Você sabia que alguns bairros no Jardim Ângela receberam o nome de “Riviera” porque eles eram um espaço de lazer para quem visitava a Represa do Guarapiranga? Ou que Santo Dias, que dá nome ao principal parque do Capão Redondo, foi um operário militante que foi assassinado pela polícia durante a ditadura?
Essas são algumas das histórias contadas pelos estudantes de Letras Saulo Vilanova, 22, e Lucas Leonel, 23, no podcast “Memórias Quebradas”, produzido por eles em parceria com o Centro de Memórias das Lutas Populares Ana Dias.
No programa, Saulo e Lucas passeiam pela história dos dois distritos citados no começo do texto, o Jardim Ângela e o Capão Redondo, ambos no extremo sul de São Paulo.
“Sou nascido e criado aqui no Jardim Ângela e sempre fui muito curioso. Eu via muito nome de estrada, M’Boi Mirim, bairro não sei o que, nome de alguém nas ruas e nunca sabia quem era ou o que fez. O que me despertou isso foi a participação em movimentos”, conta Saulo.
Ele começou a ter contato com a história do distrito onde mora por meio do cursinho popular que frequentou antes de ingressar na universidade, a Rede Ubuntu. “Lá existe um trabalho que fala sobre a valorização da história daqui e isso dava um sentimento de pertencimento à essa região. A gente tem uma história, uma caminhada que ninguém conta”.
Lucas é da Vila da Paz, na região da Cidade Dutra, também zona sul da capital. Apesar de não estar geograficamente ligado aos territórios pesquisados, ele conta que sempre teve interesse em resgatar, por meio de conversas com pessoas mais velhas, como eram os bairros e como foram conquistados aqueles espaços.
“Quando veio essa ideia de lidar com a história dessas outras lutas (do Ângela e do Capão Redondo), já estava bastante relacionado com as coisas que a gente já fazia e os interesses que a gente tinha naturalmente”, afirma.
Saulo e Lucas foram entrevistados pelo Próxima Parada, podcast da Agência Mural
Tanto Saulo quanto Lucas são alunos de Letras na USP (Universidade de São Paulo), que financiou o projeto por meio do Programa Unificado de Bolsas.

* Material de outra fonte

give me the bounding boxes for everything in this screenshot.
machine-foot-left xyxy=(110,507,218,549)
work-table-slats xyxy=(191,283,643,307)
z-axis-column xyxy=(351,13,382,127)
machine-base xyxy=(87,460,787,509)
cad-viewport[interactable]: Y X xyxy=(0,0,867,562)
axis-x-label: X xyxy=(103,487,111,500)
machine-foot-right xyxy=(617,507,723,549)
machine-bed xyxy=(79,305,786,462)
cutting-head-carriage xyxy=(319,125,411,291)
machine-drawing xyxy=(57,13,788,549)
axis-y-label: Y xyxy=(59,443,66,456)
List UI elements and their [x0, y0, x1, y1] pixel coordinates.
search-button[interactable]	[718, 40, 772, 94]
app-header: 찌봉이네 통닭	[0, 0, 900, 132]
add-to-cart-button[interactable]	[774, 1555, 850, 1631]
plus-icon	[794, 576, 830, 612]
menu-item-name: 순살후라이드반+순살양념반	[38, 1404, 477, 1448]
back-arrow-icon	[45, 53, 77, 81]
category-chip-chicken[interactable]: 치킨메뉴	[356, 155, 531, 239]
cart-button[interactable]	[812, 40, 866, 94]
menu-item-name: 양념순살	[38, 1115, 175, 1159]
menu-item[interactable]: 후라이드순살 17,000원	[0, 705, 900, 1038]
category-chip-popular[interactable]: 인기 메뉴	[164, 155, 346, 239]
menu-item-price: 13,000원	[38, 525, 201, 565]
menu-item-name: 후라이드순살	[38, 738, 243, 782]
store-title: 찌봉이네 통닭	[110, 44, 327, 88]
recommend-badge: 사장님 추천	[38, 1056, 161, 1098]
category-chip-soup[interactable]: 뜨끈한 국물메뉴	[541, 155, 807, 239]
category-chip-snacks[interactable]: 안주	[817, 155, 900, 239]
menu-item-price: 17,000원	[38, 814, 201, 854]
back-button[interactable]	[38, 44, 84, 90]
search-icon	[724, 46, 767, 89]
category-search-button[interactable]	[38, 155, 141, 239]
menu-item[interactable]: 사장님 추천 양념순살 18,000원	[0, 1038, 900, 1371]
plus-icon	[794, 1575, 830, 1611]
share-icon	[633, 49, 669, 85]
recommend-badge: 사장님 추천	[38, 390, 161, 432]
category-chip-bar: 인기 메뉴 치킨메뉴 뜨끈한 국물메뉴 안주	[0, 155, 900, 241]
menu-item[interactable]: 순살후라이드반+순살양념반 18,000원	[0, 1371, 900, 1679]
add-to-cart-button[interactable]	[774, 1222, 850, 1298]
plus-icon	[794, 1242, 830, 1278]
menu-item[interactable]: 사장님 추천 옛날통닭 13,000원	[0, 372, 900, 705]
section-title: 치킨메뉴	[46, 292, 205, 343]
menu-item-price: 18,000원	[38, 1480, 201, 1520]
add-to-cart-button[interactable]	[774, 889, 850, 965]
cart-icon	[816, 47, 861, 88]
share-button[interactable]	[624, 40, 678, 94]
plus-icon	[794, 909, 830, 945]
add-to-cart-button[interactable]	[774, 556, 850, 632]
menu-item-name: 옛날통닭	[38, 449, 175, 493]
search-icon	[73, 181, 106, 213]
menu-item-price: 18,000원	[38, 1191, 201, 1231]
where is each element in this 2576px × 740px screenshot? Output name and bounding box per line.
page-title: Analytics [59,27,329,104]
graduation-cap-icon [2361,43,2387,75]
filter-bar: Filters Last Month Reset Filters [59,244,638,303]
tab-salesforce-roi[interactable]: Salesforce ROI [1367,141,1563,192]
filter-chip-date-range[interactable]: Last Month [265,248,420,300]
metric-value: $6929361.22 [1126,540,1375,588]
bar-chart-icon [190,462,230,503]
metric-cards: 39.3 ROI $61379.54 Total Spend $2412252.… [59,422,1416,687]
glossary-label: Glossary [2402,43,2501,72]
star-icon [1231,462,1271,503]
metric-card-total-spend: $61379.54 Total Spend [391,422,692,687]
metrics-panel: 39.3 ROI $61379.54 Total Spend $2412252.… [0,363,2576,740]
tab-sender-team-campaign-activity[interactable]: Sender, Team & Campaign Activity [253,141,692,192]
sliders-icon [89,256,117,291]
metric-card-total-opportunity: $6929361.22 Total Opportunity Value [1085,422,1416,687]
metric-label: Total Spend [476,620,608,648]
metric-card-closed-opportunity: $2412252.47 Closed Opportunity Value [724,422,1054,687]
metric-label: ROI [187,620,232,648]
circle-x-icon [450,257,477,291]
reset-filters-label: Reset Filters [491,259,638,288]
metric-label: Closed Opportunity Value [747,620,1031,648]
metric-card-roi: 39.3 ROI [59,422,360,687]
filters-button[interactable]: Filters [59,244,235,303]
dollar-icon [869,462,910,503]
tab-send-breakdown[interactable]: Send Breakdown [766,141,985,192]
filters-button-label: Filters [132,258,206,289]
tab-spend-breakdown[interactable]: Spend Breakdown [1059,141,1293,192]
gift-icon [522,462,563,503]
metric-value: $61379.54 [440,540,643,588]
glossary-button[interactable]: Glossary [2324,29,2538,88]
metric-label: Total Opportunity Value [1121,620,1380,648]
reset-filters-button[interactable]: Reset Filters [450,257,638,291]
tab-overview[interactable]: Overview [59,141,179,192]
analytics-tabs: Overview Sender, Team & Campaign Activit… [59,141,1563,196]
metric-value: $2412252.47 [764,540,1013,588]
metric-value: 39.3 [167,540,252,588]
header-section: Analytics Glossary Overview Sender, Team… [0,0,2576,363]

O programa tem o objetivo de engajar os graduandos em atividades de investigação científica e é voltado apenas para os inscritos no Programa de Apoio à Permanência e Formação Estudantil, voltado aos alunos “com dificuldades socioeconômicas para se manter na universidade”.
O projeto inicial previa a produção de algum produto audiovisual sobre o tema pesquisado, e o podcast surgiu como possibilidade por, na concepção deles, ser o mais acessível ao público das periferias, que eles queriam alcançar.
“Foi uma parada muito nova para nós, a parte mais operacional foi a gente que fez, ter que aprender a mexer com o programa, fazer a edição de áudio”, relembra Saulo, que acrescentou que a parte de pesquisa sobre a história dos territórios foi igualmente complexa.
“A gente foi juntando coisas, pegando materiais que já existiam, vendo hipóteses. Não queremos falar que é um trampo de historiador porque não foi, mas envolveu muito estudo sobre a história mesmo”, ressalta.
Ao todo, a primeira temporada conta com dez episódios em que os dois estudantes conversam sobre as origens dessas regiões e sobre como elas se tornaram os bairros que são hoje.
Além de todo o contexto histórico da região, puxado desde a colonização até os investimentos mais recentes em transporte público, Saulo e Lucas dão bastante destaque aos fenômenos culturais. Segundo eles, “a forma mais forte de se construir uma memória”.
“Se eu for falar do meu território, não vou falar apenas que eu moro no Ângela, no Capão. Vou falar que é o lugar onde está a Cooperifa, onde surgiu os Racionais, o Trilha Sonora do Gueto, a 1 da Sul, onde o Ferréz foi criado e mora até hoje, tá ligado? Eu acho que isso tudo faz parte do reconhecimento”.
Para a segunda temporada, que ainda não tem previsão de estreia, Lucas e Saulo terão o reforço da também estudante de Letras, Vitória Viana, do Capão Redondo. A proposta para esses novos episódios é entrevistar e contar de forma individualizada a história de movimentos históricos da região, como os clubes de mães e a Sociedade Santos Mártires.
Com o avanço do podcast, eles apontam que contar a história dos bairros do fundão da sul tem uma responsabilidade, ao levar a informação para os moradores e também se tornar uma ferramenta de registro para pesquisadores.
“O podcast tem essa função de disseminar essas memórias, mas também é uma forma de memória. Que outros lugares vai ter tanta informação sobre o território como a gente colocou, unificado?”, questiona Saulo.